Em entrevista exclusiva à Folha, Vovô reclamou da falta de patrocinadores para os blocos afro e disse que Salvador é a cidade mais racista do Brasil.
"O Ilê tem 21 anos, é conhecido em todo o Brasil e no exterior, mas tem que mendigar um patrocínio. Já os blocos de trio conseguem ajuda de todos os lados, mesmo quando estão começando, só porque são blocos de gente branca."

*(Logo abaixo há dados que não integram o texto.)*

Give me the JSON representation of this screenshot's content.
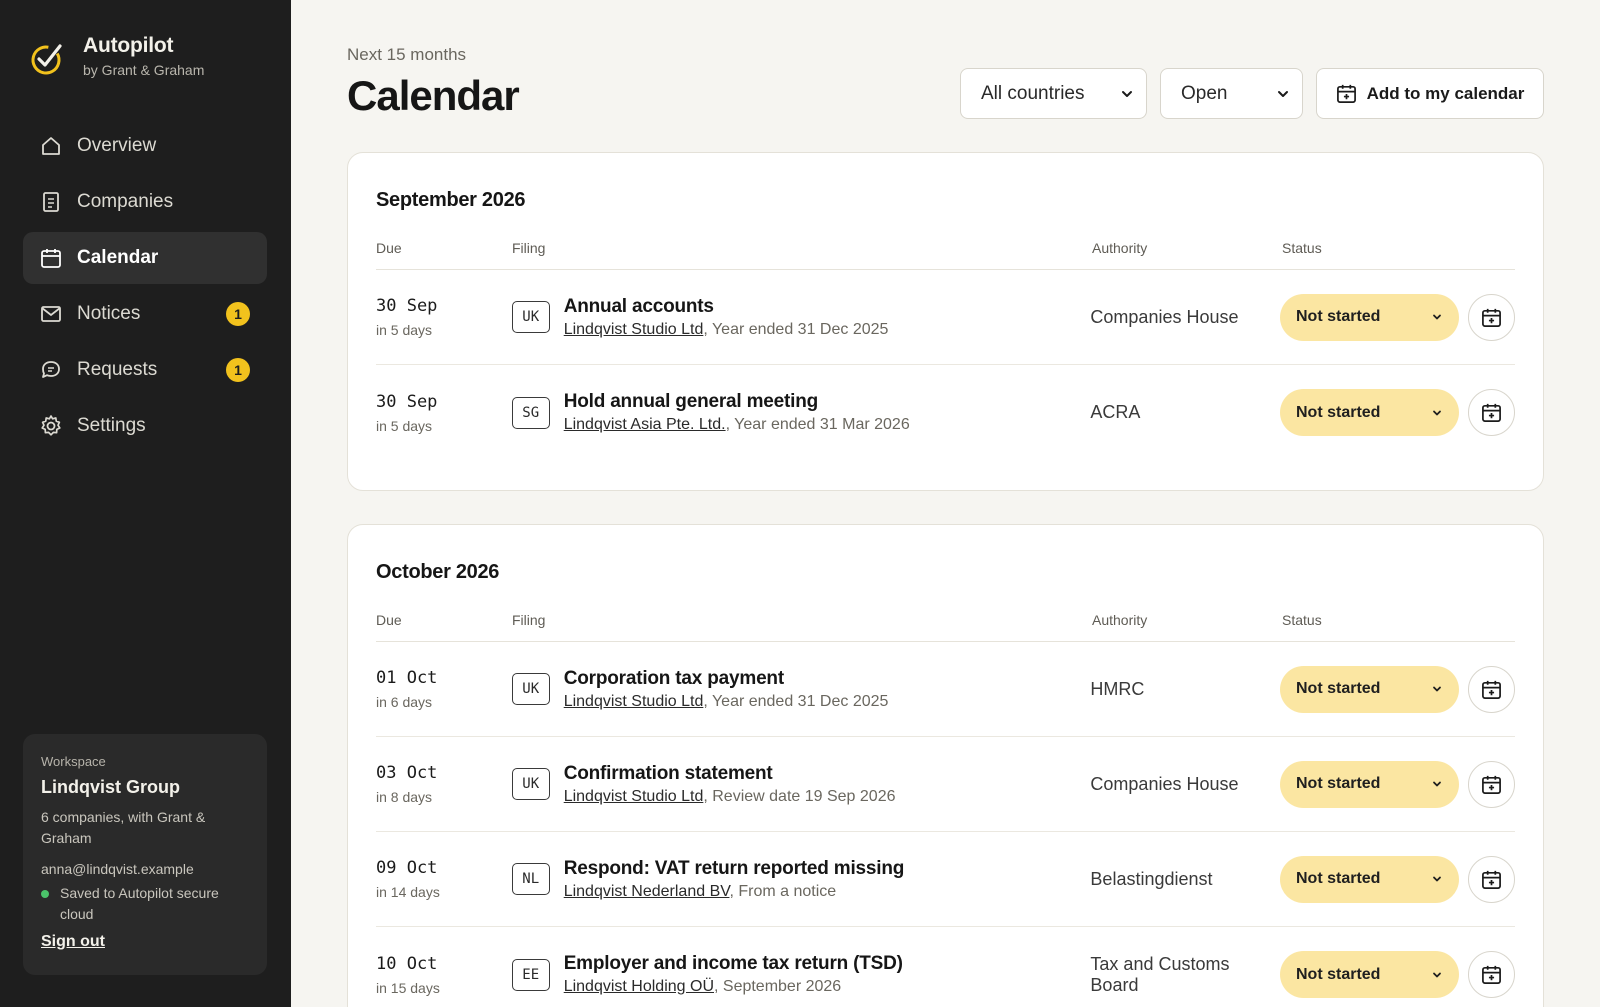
{
  "brand": {
    "name": "Autopilot",
    "sub": "by Grant & Graham",
    "accent": "#f2c21d"
  },
  "nav": [
    {
      "label": "Overview",
      "icon": "home-icon"
    },
    {
      "label": "Companies",
      "icon": "document-icon"
    },
    {
      "label": "Calendar",
      "icon": "calendar-icon",
      "active": true
    },
    {
      "label": "Notices",
      "icon": "mail-icon",
      "badge": "1"
    },
    {
      "label": "Requests",
      "icon": "chat-icon",
      "badge": "1"
    },
    {
      "label": "Settings",
      "icon": "gear-icon"
    }
  ],
  "workspace": {
    "label": "Workspace",
    "name": "Lindqvist Group",
    "desc": "6 companies, with Grant & Graham",
    "email": "anna@lindqvist.example",
    "saved": "Saved to Autopilot secure cloud",
    "signout": "Sign out"
  },
  "header": {
    "eyebrow": "Next 15 months",
    "title": "Calendar",
    "country_select": "All countries",
    "status_select": "Open",
    "add_button": "Add to my calendar"
  },
  "columns": {
    "due": "Due",
    "filing": "Filing",
    "authority": "Authority",
    "status": "Status"
  },
  "months": [
    {
      "title": "September 2026",
      "rows": [
        {
          "date": "30 Sep",
          "rel": "in 5 days",
          "cc": "UK",
          "title": "Annual accounts",
          "company": "Lindqvist Studio Ltd",
          "detail": ", Year ended 31 Dec 2025",
          "authority": "Companies House",
          "status": "Not started"
        },
        {
          "date": "30 Sep",
          "rel": "in 5 days",
          "cc": "SG",
          "title": "Hold annual general meeting",
          "company": "Lindqvist Asia Pte. Ltd.",
          "detail": ", Year ended 31 Mar 2026",
          "authority": "ACRA",
          "status": "Not started"
        }
      ]
    },
    {
      "title": "October 2026",
      "rows": [
        {
          "date": "01 Oct",
          "rel": "in 6 days",
          "cc": "UK",
          "title": "Corporation tax payment",
          "company": "Lindqvist Studio Ltd",
          "detail": ", Year ended 31 Dec 2025",
          "authority": "HMRC",
          "status": "Not started"
        },
        {
          "date": "03 Oct",
          "rel": "in 8 days",
          "cc": "UK",
          "title": "Confirmation statement",
          "company": "Lindqvist Studio Ltd",
          "detail": ", Review date 19 Sep 2026",
          "authority": "Companies House",
          "status": "Not started"
        },
        {
          "date": "09 Oct",
          "rel": "in 14 days",
          "cc": "NL",
          "title": "Respond: VAT return reported missing",
          "company": "Lindqvist Nederland BV",
          "detail": ", From a notice",
          "authority": "Belastingdienst",
          "status": "Not started"
        },
        {
          "date": "10 Oct",
          "rel": "in 15 days",
          "cc": "EE",
          "title": "Employer and income tax return (TSD)",
          "company": "Lindqvist Holding OÜ",
          "detail": ", September 2026",
          "authority": "Tax and Customs Board",
          "status": "Not started"
        }
      ]
    }
  ]
}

No Carnaval deste ano, o Ilê só conseguiu dois patrocinadores (o governo do Estado e a Brahma). "A verba que conseguimos foi tão pequena perto do que eles dão para os blocos de trio que não considero um patrocínio. Foi uma ajudazinha de custo."
O presidente do Ilê afirmou que a maioria dos blocos afro está enfrentando problemas financeiros graves e que muitos não conseguiram nem armar o desfile deste ano.

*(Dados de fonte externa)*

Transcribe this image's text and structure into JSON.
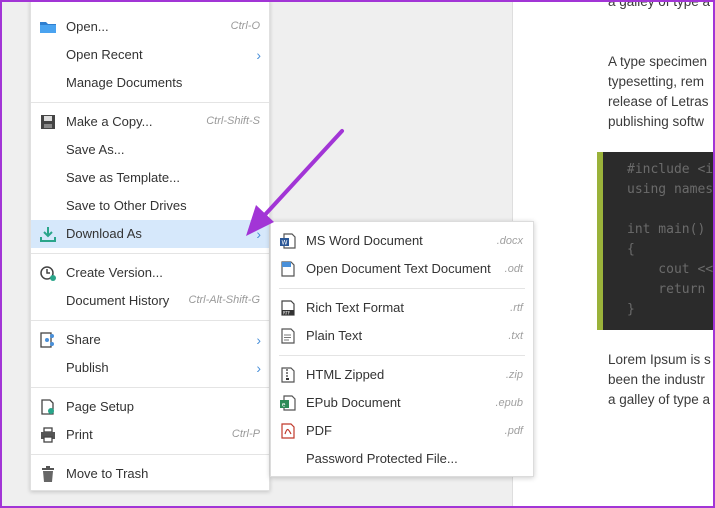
{
  "colors": {
    "accent": "#4a90d9",
    "highlight": "#d6e8fb",
    "annotation_arrow": "#a235d6",
    "code_border": "#9ab23a"
  },
  "document": {
    "line_top": "a galley of type a",
    "para1": [
      "A type specimen",
      "typesetting, rem",
      "release of Letras",
      "publishing softw"
    ],
    "code": [
      "#include <i",
      "using names",
      "",
      "int main()",
      "{",
      "    cout <<",
      "    return",
      "}"
    ],
    "para2": [
      "Lorem Ipsum is s",
      "been the industr",
      "a galley of type a"
    ]
  },
  "menu": {
    "items": [
      {
        "label": "Open...",
        "shortcut": "Ctrl-O",
        "icon": "folder-icon"
      },
      {
        "label": "Open Recent",
        "submenu": true
      },
      {
        "label": "Manage Documents"
      },
      {
        "label": "Make a Copy...",
        "shortcut": "Ctrl-Shift-S",
        "icon": "save-icon"
      },
      {
        "label": "Save As..."
      },
      {
        "label": "Save as Template..."
      },
      {
        "label": "Save to Other Drives"
      },
      {
        "label": "Download As",
        "submenu": true,
        "icon": "download-icon",
        "active": true
      },
      {
        "label": "Create Version...",
        "icon": "version-clock-icon"
      },
      {
        "label": "Document History",
        "shortcut": "Ctrl-Alt-Shift-G"
      },
      {
        "label": "Share",
        "submenu": true,
        "icon": "share-icon"
      },
      {
        "label": "Publish",
        "submenu": true
      },
      {
        "label": "Page Setup",
        "icon": "page-setup-icon"
      },
      {
        "label": "Print",
        "shortcut": "Ctrl-P",
        "icon": "print-icon"
      },
      {
        "label": "Move to Trash",
        "icon": "trash-icon"
      }
    ],
    "chevron": "›"
  },
  "submenu": {
    "items": [
      {
        "label": "MS Word Document",
        "ext": ".docx",
        "icon": "word-doc-icon"
      },
      {
        "label": "Open Document Text Document",
        "ext": ".odt",
        "icon": "odt-doc-icon"
      },
      {
        "label": "Rich Text Format",
        "ext": ".rtf",
        "icon": "rtf-icon"
      },
      {
        "label": "Plain Text",
        "ext": ".txt",
        "icon": "text-file-icon"
      },
      {
        "label": "HTML Zipped",
        "ext": ".zip",
        "icon": "zip-file-icon"
      },
      {
        "label": "EPub Document",
        "ext": ".epub",
        "icon": "epub-icon"
      },
      {
        "label": "PDF",
        "ext": ".pdf",
        "icon": "pdf-icon"
      },
      {
        "label": "Password Protected File..."
      }
    ]
  }
}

"Fora os blocos que ficaram famosos só existem mais três ou quatro que estão bem. O resto está na pior."
Apesar da dificuldade em arranjar patrocínio, Vovô criticou os blocos afro que mudam suas características para se tornarem mais populares.

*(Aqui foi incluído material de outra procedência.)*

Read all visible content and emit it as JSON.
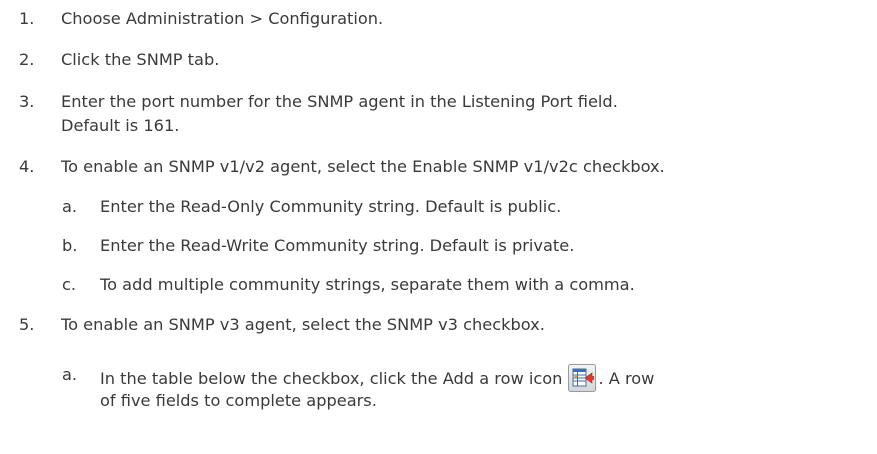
{
  "steps": [
    {
      "num": "1.",
      "text": "Choose Administration > Configuration."
    },
    {
      "num": "2.",
      "text": "Click the SNMP tab."
    },
    {
      "num": "3.",
      "text": "Enter the port number for the SNMP agent in the Listening Port field.",
      "text2": "Default is 161."
    },
    {
      "num": "4.",
      "text": "To enable an SNMP v1/v2 agent, select the Enable SNMP v1/v2c checkbox.",
      "sub": [
        {
          "num": "a.",
          "text": "Enter the Read-Only Community string. Default is public."
        },
        {
          "num": "b.",
          "text": "Enter the Read-Write Community string. Default is private."
        },
        {
          "num": "c.",
          "text": "To add multiple community strings, separate them with a comma."
        }
      ]
    },
    {
      "num": "5.",
      "text": "To enable an SNMP v3 agent, select the SNMP v3 checkbox.",
      "sub": [
        {
          "num": "a.",
          "text": "In the table below the checkbox, click the Add a row icon",
          "text_after": ". A row",
          "text2": "of five fields to complete appears.",
          "icon": "add-row-icon"
        }
      ]
    }
  ]
}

"Não vou colocar guitarras nem teclados no Ilê só para tocar mais nas rádios. O Ilê não é uma banda, nós somos uma entidade negra que tem uma banda, o que é muito diferente. Sempre fomos assim e não vamos mudar só para ganhar disco de ouro."
O Ilê não grava um disco desde 1989. Segundo Vovô, as gravadoras dizem que o bloco não tem apelo comercial.
"Isso é engraçado. Eles dizem que o público não gosta da nossa música, que a batida é igual, mas gravam outros artistas cantando composições nossas e fazem o maior sucesso."
Vovô reclama do racismo da capital baiana. "Aqui quem manda é o grupinho de brancos, apesar de a maioria da população ser negra. Os estrangeiros que vêm ver o Carnaval de Salvador, e lotam aeroportos e hotéis, vêm atrás da magia dos blocos afro, de negros, mas quem ganha o dinheiro dos patrocinadores são os trios de brancos."
Para o presidente do Ilê, o negro é o maior culpado pela permanência do racismo na Bahia.
"O negão daqui é muito acomodado e ainda gosta de bater continência para o branco. Nós ainda não aprendemos a ter gosto pelo poder e para mudar as coisas precisamos de poder. O branco não vai desistir por vontade própria de sua posição de supremacia."

Atraso
A marca registrada do segundo dia oficial do Carnaval em Salvador foi o atraso. No Campo Grande (centro), o desfile começou quase quatro horas mais tarde que o previsto. Na Barra (orla marítima) o atraso foi menor: duas horas.
O primeiro bloco alternativo a desfilar no circuito Barra-Ondina foi o Nana Banana, comandado pelo Chiclete com Banana. Previsto para começar às 16h, o desfile do Chiclete só teve início por volta das 18h.
O Nana foi o bloco que atraiu mais gente desde o início do Carnaval em Salvador, na quarta-feira.
Apesar das ruas da Barra estarem lotadas, houve poucas brigas ao longo do percurso.
Atrás do Nana, veio o Inter Alternativo, puxado por Daniela Mercury e o Melomania, comandado pela Banda Mel.
Os blocos alternativos desfilam com bandas já consagradas e outras que ainda não são conhecidas fora do Nordeste. A diferença dos blocos alternativos para os tradicionais é que os alternativos desfilam de quarta a sábado e os tradicionais de domingo a terça.
Outra diferença é que a maioria dos alternativos desfilam no circuito Barra-Ondina (orla), enquanto os tradicionais preferem o Campo Grande.
Ontem, ainda no circuito da Orla, estavam previstas as apresentações da Timbalada (com participação de Marisa Monte), Simone Moreno e outros 16 trios.